Con tal de enfrentarse a regímenes detestables, hay personas que adoptan actitudes detestables, y que por rechazo a un tipo de crímenes aprueban los del bando contrario

Mientras practicamos esa costumbre de ahora que es la conversación desolada sobre las calamidades del presente —las internacionales y las domésticas, por usar el nuevo calco infeccioso del inglés— la amiga que se sienta a mi lado me dice, no sé si con ímpetu combativo o con la ironía de la resignación:

—Se ve que tenemos que volver al antimperialismo de nuestra juventud.

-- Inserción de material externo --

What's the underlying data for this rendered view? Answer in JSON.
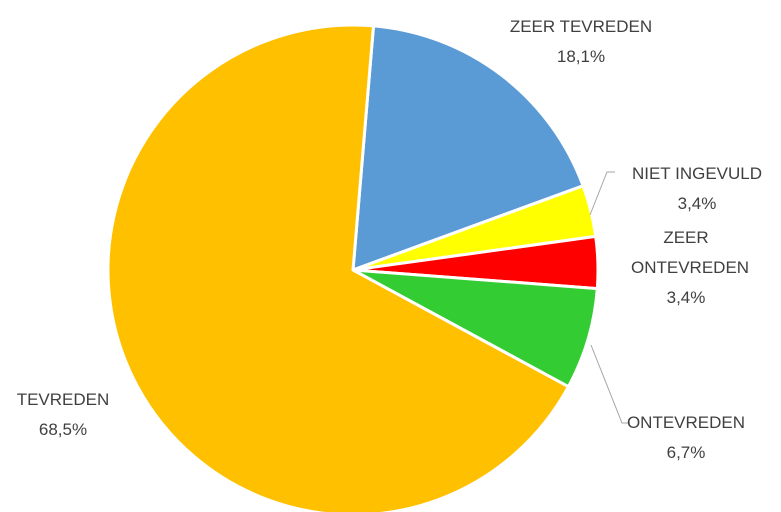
{
  "chart_data": {
    "type": "pie",
    "categories": [
      "ZEER TEVREDEN",
      "NIET INGEVULD",
      "ZEER ONTEVREDEN",
      "ONTEVREDEN",
      "TEVREDEN"
    ],
    "values": [
      18.1,
      3.4,
      3.4,
      6.7,
      68.5
    ],
    "value_labels": [
      "18,1%",
      "3,4%",
      "3,4%",
      "6,7%",
      "68,5%"
    ],
    "colors": [
      "#5b9bd5",
      "#ffff00",
      "#ff0000",
      "#33cc33",
      "#ffc000"
    ]
  }
}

Esa palabra, imperialismo, que leíamos y usábamos tanto en aquellos años, se había extinguido en el vocabulario de muchos de nosotros, de esa manera enigmática en la que ciertas palabras raramente usadas se multiplican en una progresión geométrica como la de las especies de bacterias, de plantas o insectos, y en un tiempo muy breve desaparecen sin dejar rastro. De la omnipresencia se pasa a la invisibilidad. Por eso me gustan tanto esas ferias de lo que en Estados Unidos llaman ephemera, las cosas sin ningún valor que todo el mundo usa y tira sin prestarles atención, postales, cajas de cerillas, bolígrafos, entradas de teatro o de cine, residuos en los que en el momento nadie repara, aunque están en todas partes, y que precisamente por eso, al cabo de los años, se convierten en pepitas de tiempo en estado puro. Una vez, mientras escribía una novela situada en los años treinta, encontré en una de esas ferias algo que sin tener utilidad para la trama me dio la sensación que uno necesita cuando escribe sobre un pasado que no conoció. Era una especie de libreta con un bello transatlántico dibujado en la portada, que contenía el calendario de comidas del restaurante de a bordo. Yo estaba tocando algo que no habría podido saber cómo era, pero que formaría parte de la realidad material de los personajes que inventaba: un pasaje de barco.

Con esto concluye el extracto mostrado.